Time measurement results are shown in Table 3. For each generator, we also report its average relative speed and its worst relative speed across all devices. These two summarize the generators expected average and worst-case performance, relative to the best generator, respectively. The worst relative speed represents the generator’s robustness. A generator can achieve a high average relative speed by being particularly fast on one or a few devices and slow on others. To have a high worst relative speed, a generator must perform reasonably well on all tested devices.

5 Discussion and conclusion

For a parallel RNG to be as general as possible, it should pass statistical tests both when run in a single thread and in parallel—as explained in Sect. 3.1. Generators tyche, tyche_i, xorshift_star, and all three versions of mrg pass all the tests, while all the remaining generators fail the testing either when run sequentially or in parallel.
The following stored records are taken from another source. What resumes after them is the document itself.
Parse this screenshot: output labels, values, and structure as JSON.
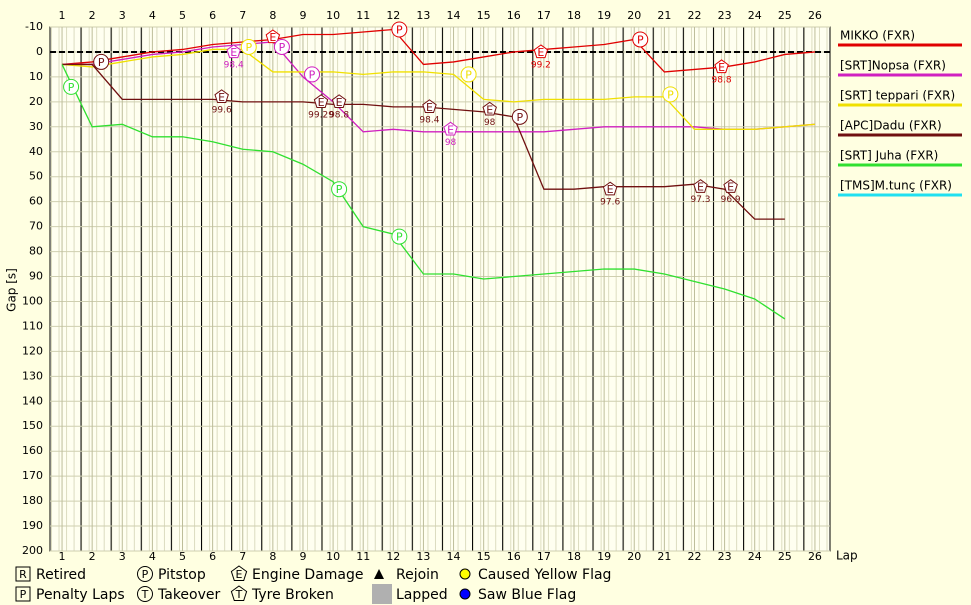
{
  "chart_data": {
    "type": "line",
    "xlabel": "Lap",
    "ylabel": "Gap [s]",
    "x": [
      1,
      2,
      3,
      4,
      5,
      6,
      7,
      8,
      9,
      10,
      11,
      12,
      13,
      14,
      15,
      16,
      17,
      18,
      19,
      20,
      21,
      22,
      23,
      24,
      25,
      26
    ],
    "xlim": [
      0.6,
      26.5
    ],
    "xticks": [
      1,
      2,
      3,
      4,
      5,
      6,
      7,
      8,
      9,
      10,
      11,
      12,
      13,
      14,
      15,
      16,
      17,
      18,
      19,
      20,
      21,
      22,
      23,
      24,
      25,
      26
    ],
    "ylim": [
      -10,
      200
    ],
    "yticks": [
      -10,
      0,
      10,
      20,
      30,
      40,
      50,
      60,
      70,
      80,
      90,
      100,
      110,
      120,
      130,
      140,
      150,
      160,
      170,
      180,
      190,
      200
    ],
    "y_inverted": true,
    "grid": true,
    "series": [
      {
        "name": "MIKKO (FXR)",
        "color": "#e00000",
        "values": [
          5,
          4,
          2,
          0,
          -1,
          -3,
          -4,
          -5,
          -7,
          -7,
          -8,
          -9,
          5,
          4,
          2,
          0,
          -1,
          -2,
          -3,
          -5,
          8,
          7,
          6,
          4,
          1,
          0
        ]
      },
      {
        "name": "[SRT]Nopsa (FXR)",
        "color": "#d020c0",
        "values": [
          5,
          5,
          3,
          1,
          0,
          -2,
          -3,
          -4,
          10,
          20,
          32,
          31,
          32,
          32,
          32,
          32,
          32,
          31,
          30,
          30,
          30,
          30,
          31,
          31,
          30,
          29
        ]
      },
      {
        "name": "[SRT] teppari (FXR)",
        "color": "#f0e000",
        "values": [
          5,
          6,
          4,
          2,
          1,
          -1,
          -1,
          8,
          8,
          8,
          9,
          8,
          8,
          9,
          19,
          20,
          19,
          19,
          19,
          18,
          18,
          31,
          31,
          31,
          30,
          29
        ]
      },
      {
        "name": "[APC]Dadu (FXR)",
        "color": "#701010",
        "values": [
          5,
          5,
          19,
          19,
          19,
          19,
          20,
          20,
          20,
          21,
          21,
          22,
          22,
          23,
          24,
          26,
          55,
          55,
          54,
          54,
          54,
          53,
          55,
          67,
          67,
          null
        ]
      },
      {
        "name": "[SRT] Juha (FXR)",
        "color": "#30e030",
        "values": [
          5,
          30,
          29,
          34,
          34,
          36,
          39,
          40,
          45,
          52,
          70,
          73,
          89,
          89,
          91,
          90,
          89,
          88,
          87,
          87,
          89,
          92,
          95,
          99,
          107,
          null
        ]
      },
      {
        "name": "[TMS]M.tunç (FXR)",
        "color": "#20e0f0",
        "values": [
          null,
          null,
          null,
          null,
          null,
          null,
          null,
          null,
          null,
          null,
          null,
          null,
          null,
          null,
          null,
          null,
          null,
          null,
          null,
          null,
          null,
          null,
          null,
          null,
          null,
          null
        ]
      }
    ],
    "events": [
      {
        "x": 12.2,
        "y": -9,
        "symbol": "P",
        "color": "#e00000"
      },
      {
        "x": 16.9,
        "y": 0,
        "symbol": "E",
        "label": "99.2",
        "color": "#e00000"
      },
      {
        "x": 20.2,
        "y": -5,
        "symbol": "P",
        "color": "#e00000"
      },
      {
        "x": 22.9,
        "y": 6,
        "symbol": "E",
        "label": "98.8",
        "color": "#e00000"
      },
      {
        "x": 8.0,
        "y": -6,
        "symbol": "E",
        "color": "#e00000"
      },
      {
        "x": 6.7,
        "y": 0,
        "symbol": "E",
        "label": "98.4",
        "color": "#d020c0"
      },
      {
        "x": 8.3,
        "y": -2,
        "symbol": "P",
        "color": "#d020c0"
      },
      {
        "x": 9.3,
        "y": 9,
        "symbol": "P",
        "color": "#d020c0"
      },
      {
        "x": 13.9,
        "y": 31,
        "symbol": "E",
        "label": "98",
        "color": "#d020c0"
      },
      {
        "x": 7.2,
        "y": -2,
        "symbol": "P",
        "color": "#f0e000"
      },
      {
        "x": 14.5,
        "y": 9,
        "symbol": "P",
        "color": "#f0e000"
      },
      {
        "x": 21.2,
        "y": 17,
        "symbol": "P",
        "color": "#f0e000"
      },
      {
        "x": 2.3,
        "y": 4,
        "symbol": "P",
        "color": "#701010"
      },
      {
        "x": 6.3,
        "y": 18,
        "symbol": "E",
        "label": "99.6",
        "color": "#701010"
      },
      {
        "x": 9.6,
        "y": 20,
        "symbol": "E",
        "label": "99.29",
        "color": "#701010"
      },
      {
        "x": 10.2,
        "y": 20,
        "symbol": "E",
        "label": "98.8",
        "color": "#701010"
      },
      {
        "x": 13.2,
        "y": 22,
        "symbol": "E",
        "label": "98.4",
        "color": "#701010"
      },
      {
        "x": 15.2,
        "y": 23,
        "symbol": "E",
        "label": "98",
        "color": "#701010"
      },
      {
        "x": 16.2,
        "y": 26,
        "symbol": "P",
        "color": "#701010"
      },
      {
        "x": 19.2,
        "y": 55,
        "symbol": "E",
        "label": "97.6",
        "color": "#701010"
      },
      {
        "x": 22.2,
        "y": 54,
        "symbol": "E",
        "label": "97.3",
        "color": "#701010"
      },
      {
        "x": 23.2,
        "y": 54,
        "symbol": "E",
        "label": "96.9",
        "color": "#701010"
      },
      {
        "x": 1.3,
        "y": 14,
        "symbol": "P",
        "color": "#30e030"
      },
      {
        "x": 10.2,
        "y": 55,
        "symbol": "P",
        "color": "#30e030"
      },
      {
        "x": 12.2,
        "y": 74,
        "symbol": "P",
        "color": "#30e030"
      }
    ],
    "key": [
      {
        "symbol": "R",
        "label": "Retired"
      },
      {
        "symbol": "P",
        "label": "Penalty Laps"
      },
      {
        "symbol": "P",
        "label": "Pitstop"
      },
      {
        "symbol": "T",
        "label": "Takeover"
      },
      {
        "symbol": "E",
        "label": "Engine Damage"
      },
      {
        "symbol": "T",
        "label": "Tyre Broken"
      },
      {
        "label": "Rejoin"
      },
      {
        "label": "Lapped"
      },
      {
        "label": "Caused Yellow Flag"
      },
      {
        "label": "Saw Blue Flag"
      }
    ]
  }
}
Different generators produce numbers at very different speeds. If we disregard generators that do not pass all the tests, tyche_i is on average the best generator. It is also the best on Intel and NVIDIA GPUs, AMD CPU and practically as good as the best generator on the AMD GPU. Its worst relative speed is low only due to its poor performance on the Intel CPU. Therefore, as a general-purpose generator that can run very fast on almost any device, tyche_i is strongly recommended. If we target a specific device, we can instead select a generator that has the best performance on the most similar device.

Usually, however, RNG is a part of a larger algorithm. Its speed depends on many factors that are affected by both RNG and the rest of the algorithm in a non-trivial way. To achieve the best possible performance, the speed of the algorithm should be measured while using some of the fastest generators to find which one works best for the particular case.
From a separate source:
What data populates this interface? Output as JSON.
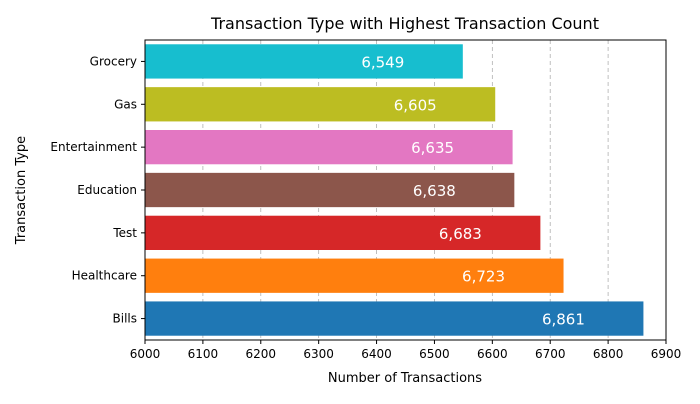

In some cases, we might also be able to use generators that fail some of the tests, as the algorithm itself might not be sensitive to deficiencies of a particular generator. However in that case, the algorithm should be tested for correctness while using each of the candidate generators. Such testing may be beneficial in general, as the algorithm may be sensitive to a deficiency that is not tested for in TestU01. The best worst relative speed is achieved by msws. While it does not pass PractRand and only the lower 32 bits pass BigCrush, the lower 32 bits could still be used, resulting in a generator that is very robust in terms of speed across different devices.

The RandomCL library and the work presented in this paper provides users with a library of RNGs that the users can easily include in their algorithms. All the RNGs have been thoroughly tested, providing the user with information and guidance on both the statistical properties and the efficiency of each individual RNG. Furthermore, the best generators from the library generate random numbers 4 times faster on average, compared to the best generators from existing libraries.

As part of future work, we will test and implement other RNGs. Two particularly interesting avenues of research would be to (a) implementations that can be split into substreams of equal length or ones that use different parameter sets for each thread and (b) to modify the Middle Square Weyl Sequence RNG so that it passes all tests.